Bastien doit donc apprendre à reprendre la main sur son cerveau : d’abord, se concentrer sur la balle, par exemple, son rebond, le lancer, etc. C’est un effort à faire, un travail analytique aussi, on appelle cela l’entraînement, non ? Plus on arrive à passer volontairement d’un champ à un autre, plus on sait déjouer le piège du cerveau.
La concentration dépend donc de tout ça : la direction de l’attention, et la capacité que nous avons de maintenir cette attention pendant suffisamment de temps. Bien sûr, l’alimentation joue un rôle important parce que le cerveau fonctionne principalement avec du glucose, et il ne peut pas le stocker en grande quantité ! Dans les activités qui demandent une forte concentration, nous devons lui apporter cette énergie. Évidemment, l’entraînement nous permet aussi d’y parvenir.
Savoir passer d’un champ à un autre, voilà un beau challenge, mais suis-je capable de rester suffisamment longtemps là où j’ai décidé de porter mon attention ? Tout est bon à prendre, à condition de respecter quelques règles de sécurité. Étant musicien dans l’âme, l’un de mes exercices préférés est de me focaliser par exemple uniquement sur la basse d’une musique, le plus longtemps possible. C’est bien là tout mon problème, depuis mon enfance j’écoute la musique, et jamais les paroles, du coup je ne retiens rien parce que mon attention se porte « ailleurs ». Depuis que je me force à écouter les mots, notamment en anglais, je progresse énormément. Même si… je me laisse vite distraire par un piano, une guitare, un saxophone…
Les distracteurs en préparation mentale
On ne peut pas parler de concentration sans évoquer les distracteurs. Vous devez les identifier ! Quels sont ceux qui vous perturbent, qui vous font perdre vos moyens ? Comment tout faire pour les éviter ? Pour les écarter ? Que ce soit un parent, votre coach, un phénomène météorologique, une sensation de tomber malade… pour chaque distracteur, le travail consiste à trouver des solutions pour minimiser ou supprimer leur impact.
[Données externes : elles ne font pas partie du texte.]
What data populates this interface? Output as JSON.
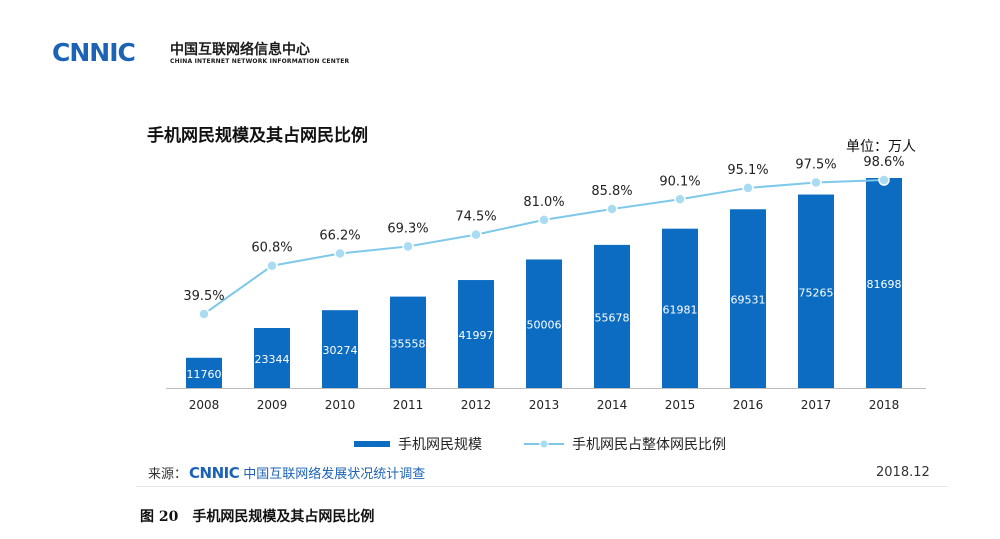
{
  "header": {
    "logo_text": "CNNIC",
    "org_name_cn": "中国互联网络信息中心",
    "org_name_en": "CHINA INTERNET NETWORK INFORMATION CENTER"
  },
  "chart_title": "手机网民规模及其占网民比例",
  "unit_label": "单位：万人",
  "source": {
    "prefix": "来源：",
    "logo_text": "CNNIC",
    "name": "中国互联网络发展状况统计调查"
  },
  "date": "2018.12",
  "caption": "图 20　手机网民规模及其占网民比例",
  "colors": {
    "bar": "#0c6cc1",
    "line": "#7ec8ea",
    "marker_fill": "#a9dcf2",
    "accent": "#1c63b6"
  },
  "chart_data": {
    "type": "bar+line",
    "title": "手机网民规模及其占网民比例",
    "categories": [
      "2008",
      "2009",
      "2010",
      "2011",
      "2012",
      "2013",
      "2014",
      "2015",
      "2016",
      "2017",
      "2018"
    ],
    "series": [
      {
        "name": "手机网民规模",
        "type": "bar",
        "values": [
          11760,
          23344,
          30274,
          35558,
          41997,
          50006,
          55678,
          61981,
          69531,
          75265,
          81698
        ]
      },
      {
        "name": "手机网民占整体网民比例",
        "type": "line",
        "values": [
          39.5,
          60.8,
          66.2,
          69.3,
          74.5,
          81.0,
          85.8,
          90.1,
          95.1,
          97.5,
          98.6
        ],
        "labels": [
          "39.5%",
          "60.8%",
          "66.2%",
          "69.3%",
          "74.5%",
          "81.0%",
          "85.8%",
          "90.1%",
          "95.1%",
          "97.5%",
          "98.6%"
        ]
      }
    ],
    "bar_ylim": [
      0,
      85000
    ],
    "line_ylim": [
      0,
      100
    ],
    "grid": false,
    "legend": "bottom"
  }
}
J’encourage toujours les sportifs à lister leurs distracteurs, et nous travaillons dessus pour les éliminer, ou pour modifier la représentation qu’on en a : certains ont « la pression » du regard de l’entraîneur. Peut-être finalement qu’en compétition c’est lui qui a la pression pour son poste, bien plus que vous. Et au fond de lui, il vous encourage bien plus qu’il ne vous juge à cet instant !
En conclusion
Ce qu’il faut retenir de tout cela, c’est qu’il faut faire confiance à notre cerveau. Cependant, quand il se met à paniquer, nous avons la possibilité de le rassurer, de « reprendre » la main, de le guider. Bien sûr, il faut s’entraîner, et cette thématique doit être largement traitée, au plus tôt. Cela demande de la disponibilité mentale, de l’énergie, mais vous en apprécierez les effets. Par exemple, dans une salle d’attente, la facilité nous conduit à porter notre attention sur notre téléphone portable. C’est en tout cas ce que nous propose notre cerveau. En connaissant le mécanisme des champs attentionnels, pourquoi ne pas profiter de ce moment pour porter son attention ailleurs ? Ces moments d’attente sont de véritables pépites pour s’entraîner.
Tout cela peut paraître étrange, mais notre cerveau aime ça : observer, ressentir, forcer d’autres points de vue. Les champs attentionnels sont partout. Vous voulez rester accroché au présent ? Concentrez-vous intensément sur une sensation, l’air qui passe dans vos narines, l’endroit de votre corps le plus frais, essayez d’amplifier tout ça. En fait, tout est possible. Certains restent en permanence dans des idées noires, réagissez ! D’autres, comme certains enfants, fixent intensément les gens qui les entourent, captivés. Nous avons le pouvoir de décider. Tout le temps, ou presque.